Wednesday, 9 March 2011

Branch theory

According to the BBC news website, in a piece entitled Dissident Anglicans leave Church of England:
A first wave of about 600 Anglicans are officially leaving the Church of England in protest at the decision to ordain women as bishops.

They will be enrolled as candidates to join a new branch of the Catholic Church - the Ordinariate - which has been specially created for them.
If I have understood aright, those joining the Ordinariate of Our Lady of Walsingham are not leaving the Church of England "in protest". The prospect of women bishops in the Church of England is I expect part of their story, but the fundamental question is one of which women bishops is only a symptom. The question is one of unity with the Catholic faith, and therefore of unity with the Holy See.

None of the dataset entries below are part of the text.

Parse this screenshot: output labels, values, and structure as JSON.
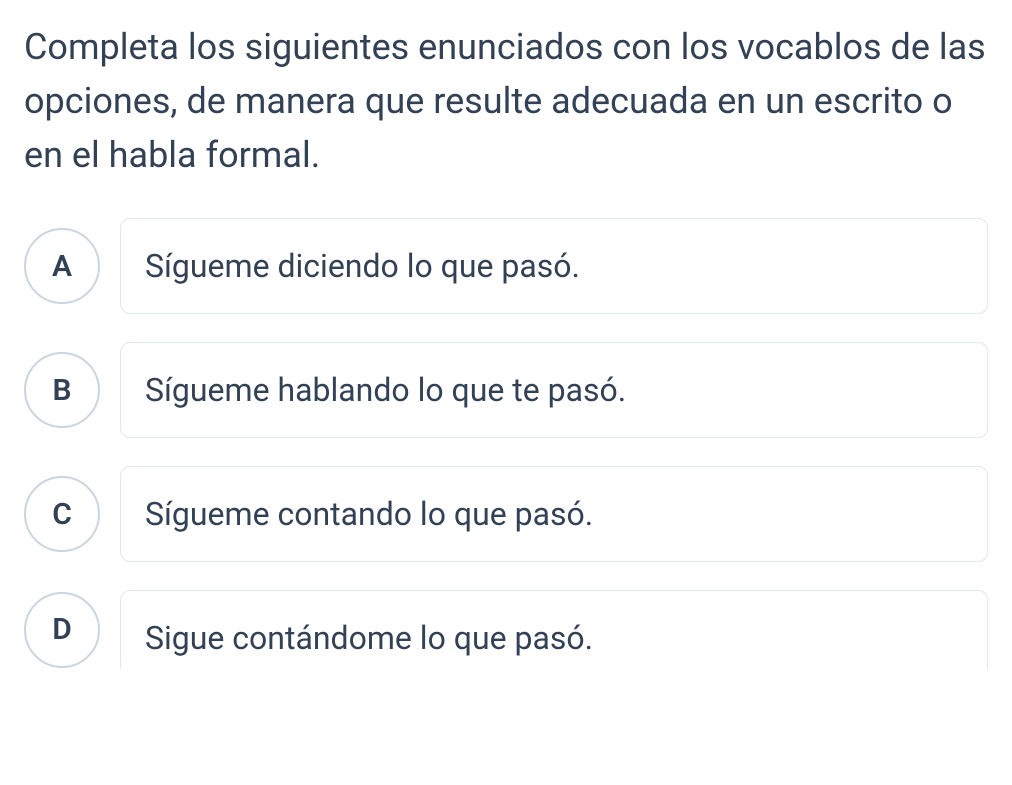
{
  "question": {
    "text": " Completa los siguientes enunciados con los vocablos de las opciones, de manera que resulte adecuada en un escrito o en el habla formal."
  },
  "options": [
    {
      "letter": "A",
      "text": "Sígueme diciendo lo que pasó."
    },
    {
      "letter": "B",
      "text": "Sígueme hablando lo que te pasó."
    },
    {
      "letter": "C",
      "text": "Sígueme contando lo que pasó."
    },
    {
      "letter": "D",
      "text": "Sigue contándome lo que pasó."
    }
  ]
}
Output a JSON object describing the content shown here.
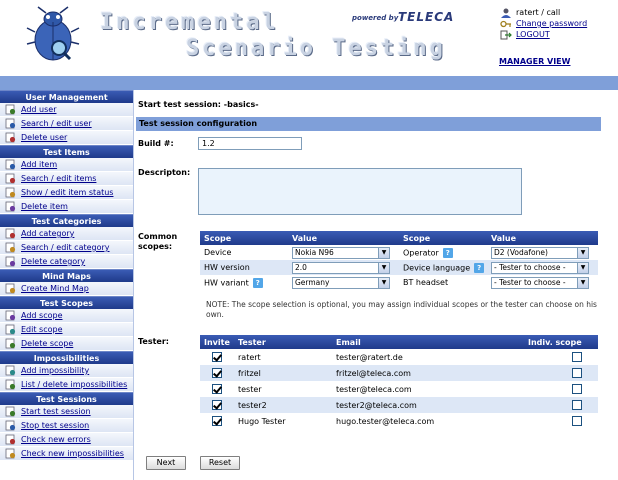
{
  "header": {
    "title_line1": "Incremental",
    "title_line2": "Scenario Testing",
    "powered_by": "powered by",
    "brand": "TELECA",
    "user_info": "ratert / call",
    "change_password": "Change password",
    "logout": "LOGOUT",
    "manager_view": "MANAGER VIEW"
  },
  "sidebar": {
    "sections": [
      {
        "title": "User Management",
        "items": [
          {
            "label": "Add user",
            "icon": "add-user-icon"
          },
          {
            "label": "Search / edit user",
            "icon": "edit-user-icon"
          },
          {
            "label": "Delete user",
            "icon": "delete-user-icon"
          }
        ]
      },
      {
        "title": "Test Items",
        "items": [
          {
            "label": "Add item",
            "icon": "add-item-icon"
          },
          {
            "label": "Search / edit items",
            "icon": "edit-items-icon"
          },
          {
            "label": "Show / edit item status",
            "icon": "item-status-icon"
          },
          {
            "label": "Delete item",
            "icon": "delete-item-icon"
          }
        ]
      },
      {
        "title": "Test Categories",
        "items": [
          {
            "label": "Add category",
            "icon": "add-category-icon"
          },
          {
            "label": "Search / edit category",
            "icon": "edit-category-icon"
          },
          {
            "label": "Delete category",
            "icon": "delete-category-icon"
          }
        ]
      },
      {
        "title": "Mind Maps",
        "items": [
          {
            "label": "Create Mind Map",
            "icon": "mind-map-icon"
          }
        ]
      },
      {
        "title": "Test Scopes",
        "items": [
          {
            "label": "Add scope",
            "icon": "add-scope-icon"
          },
          {
            "label": "Edit scope",
            "icon": "edit-scope-icon"
          },
          {
            "label": "Delete scope",
            "icon": "delete-scope-icon"
          }
        ]
      },
      {
        "title": "Impossibilities",
        "items": [
          {
            "label": "Add impossibility",
            "icon": "add-impossibility-icon"
          },
          {
            "label": "List / delete impossibilities",
            "icon": "warning-icon"
          }
        ]
      },
      {
        "title": "Test Sessions",
        "items": [
          {
            "label": "Start test session",
            "icon": "start-session-icon"
          },
          {
            "label": "Stop test session",
            "icon": "stop-session-icon"
          },
          {
            "label": "Check new errors",
            "icon": "check-errors-icon"
          },
          {
            "label": "Check new impossibilities",
            "icon": "check-impossibilities-icon"
          }
        ]
      }
    ]
  },
  "main": {
    "page_title": "Start test session: -basics-",
    "section_title": "Test session configuration",
    "build_label": "Build #:",
    "build_value": "1.2",
    "description_label": "Descripton:",
    "common_scopes_label": "Common scopes:",
    "scope_headers": [
      "Scope",
      "Value",
      "Scope",
      "Value"
    ],
    "scope_rows": [
      {
        "scope1": "Device",
        "value1": "Nokia N96",
        "help1": false,
        "scope2": "Operator",
        "value2": "D2 (Vodafone)",
        "help2": true
      },
      {
        "scope1": "HW version",
        "value1": "2.0",
        "help1": false,
        "scope2": "Device language",
        "value2": "- Tester to choose -",
        "help2": true
      },
      {
        "scope1": "HW variant",
        "value1": "Germany",
        "help1": true,
        "scope2": "BT headset",
        "value2": "- Tester to choose -",
        "help2": false
      }
    ],
    "note": "NOTE: The scope selection is optional, you may assign individual scopes or the tester can choose on his own.",
    "tester_label": "Tester:",
    "tester_headers": [
      "Invite",
      "Tester",
      "Email",
      "Indiv. scope"
    ],
    "testers": [
      {
        "name": "ratert",
        "email": "tester@ratert.de",
        "invite": true,
        "indiv": false
      },
      {
        "name": "fritzel",
        "email": "fritzel@teleca.com",
        "invite": true,
        "indiv": false
      },
      {
        "name": "tester",
        "email": "tester@teleca.com",
        "invite": true,
        "indiv": false
      },
      {
        "name": "tester2",
        "email": "tester2@teleca.com",
        "invite": true,
        "indiv": false
      },
      {
        "name": "Hugo Tester",
        "email": "hugo.tester@teleca.com",
        "invite": true,
        "indiv": false
      }
    ],
    "next_label": "Next",
    "reset_label": "Reset"
  },
  "colors": {
    "nav_dark": "#29459a",
    "strip": "#7f9fd9",
    "row_alt": "#dde7f6",
    "link": "#00008b"
  }
}
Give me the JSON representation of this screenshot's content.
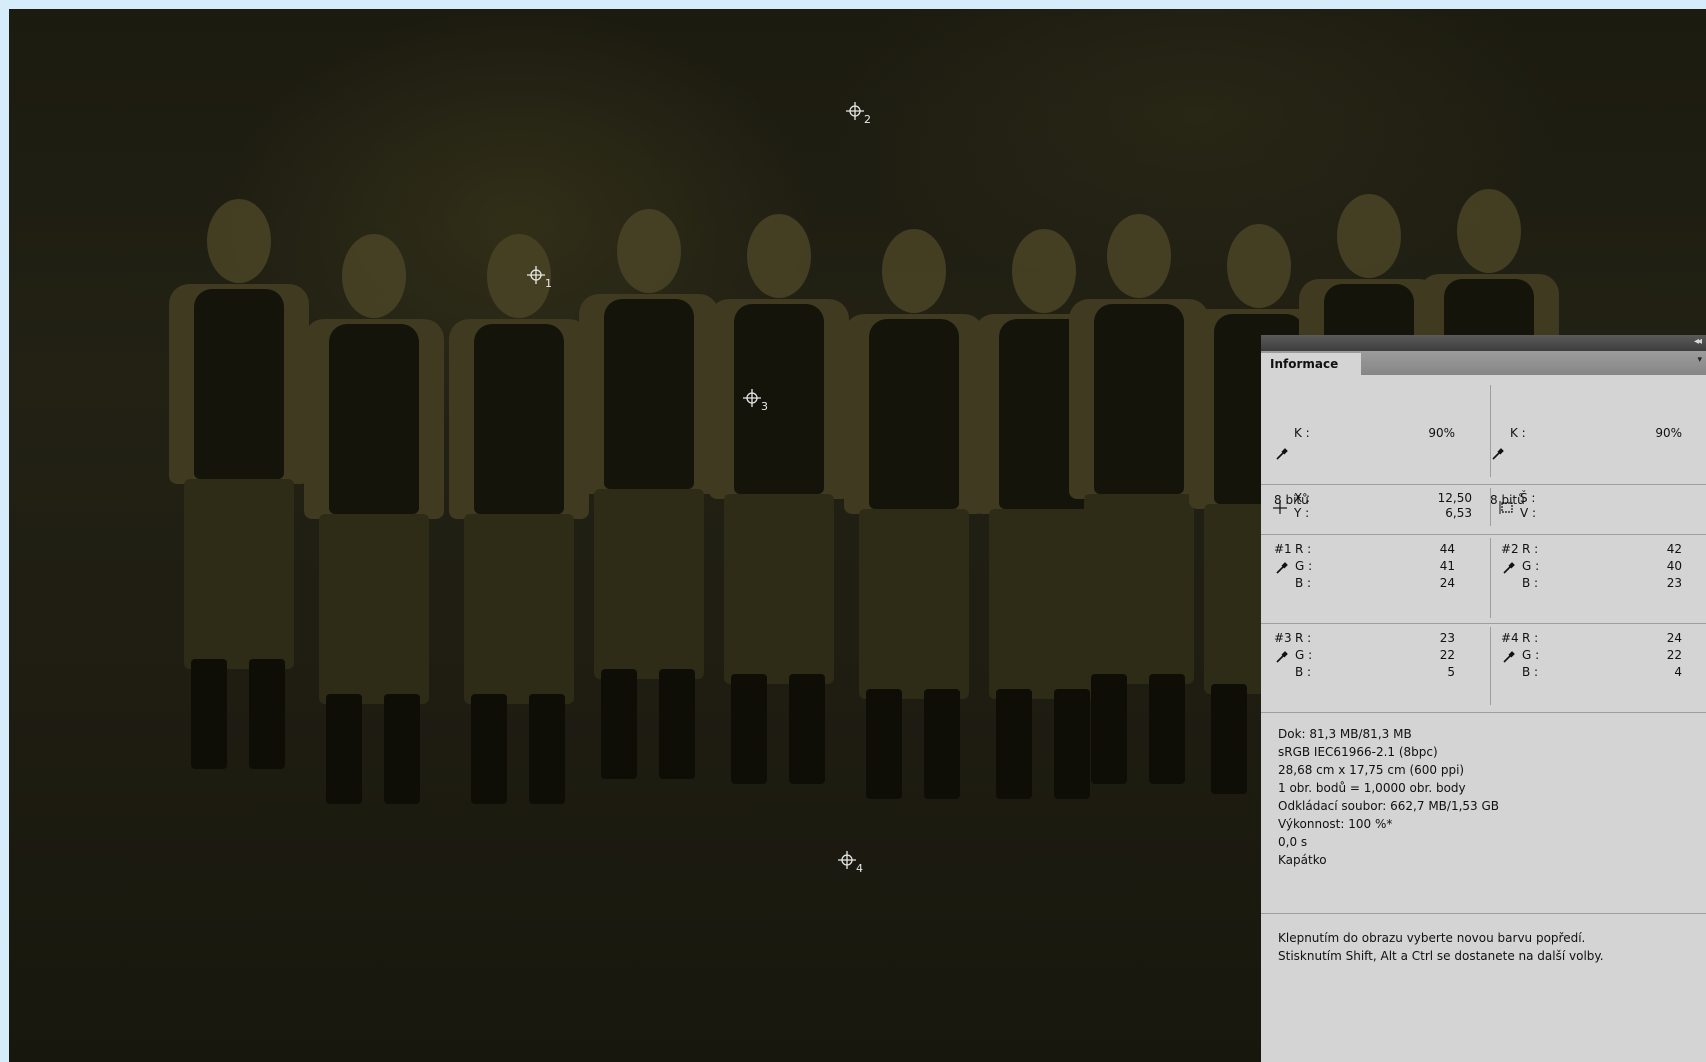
{
  "canvas": {
    "markers": [
      {
        "id": "1",
        "label": "1"
      },
      {
        "id": "2",
        "label": "2"
      },
      {
        "id": "3",
        "label": "3"
      },
      {
        "id": "4",
        "label": "4"
      }
    ]
  },
  "panel": {
    "tab_label": "Informace",
    "collapse_glyph": "◂◂",
    "menu_glyph": "▾",
    "k_left": {
      "label": "K :",
      "value": "90%",
      "bits": "8 bitů"
    },
    "k_right": {
      "label": "K :",
      "value": "90%",
      "bits": "8 bitů"
    },
    "coords": {
      "x_label": "X :",
      "y_label": "Y :",
      "x_value": "12,50",
      "y_value": "6,53",
      "w_label": "Š :",
      "h_label": "V :"
    },
    "samplers": [
      {
        "prefix": "#1",
        "r_label": "R :",
        "g_label": "G :",
        "b_label": "B :",
        "r": "44",
        "g": "41",
        "b": "24"
      },
      {
        "prefix": "#2",
        "r_label": "R :",
        "g_label": "G :",
        "b_label": "B :",
        "r": "42",
        "g": "40",
        "b": "23"
      },
      {
        "prefix": "#3",
        "r_label": "R :",
        "g_label": "G :",
        "b_label": "B :",
        "r": "23",
        "g": "22",
        "b": "5"
      },
      {
        "prefix": "#4",
        "r_label": "R :",
        "g_label": "G :",
        "b_label": "B :",
        "r": "24",
        "g": "22",
        "b": "4"
      }
    ],
    "doc_info": [
      "Dok: 81,3 MB/81,3 MB",
      "sRGB IEC61966-2.1 (8bpc)",
      "28,68 cm x 17,75 cm (600 ppi)",
      "1 obr. bodů = 1,0000 obr. body",
      "Odkládací soubor: 662,7 MB/1,53 GB",
      "Výkonnost: 100 %*",
      "0,0 s",
      "Kapátko"
    ],
    "hint": [
      "Klepnutím do obrazu vyberte novou barvu popředí.",
      "Stisknutím Shift, Alt a Ctrl se dostanete na další volby."
    ]
  },
  "colors": {
    "page_bg": "#d7ecfb",
    "panel_bg": "#d4d4d4",
    "marker": "#e8e8e8"
  }
}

More inaccurate than the report's reference to "in protest" is its reference to the Ordinariate as a "new branch of the Catholic Church"! This suggests that the Ordinariate is a kind of "Church of England" within the Catholic Church ... but it is precisely the notion of the Church of England as a "branch" of the universal Catholic Church that has now become untenable for those who are leaving. To speak of the Ordinariate in that same language is not only inaccurate but mis-represents both the intentions of those joining the Ordinariate and the reality of the juridical structure erected by Pope Benedict XVI.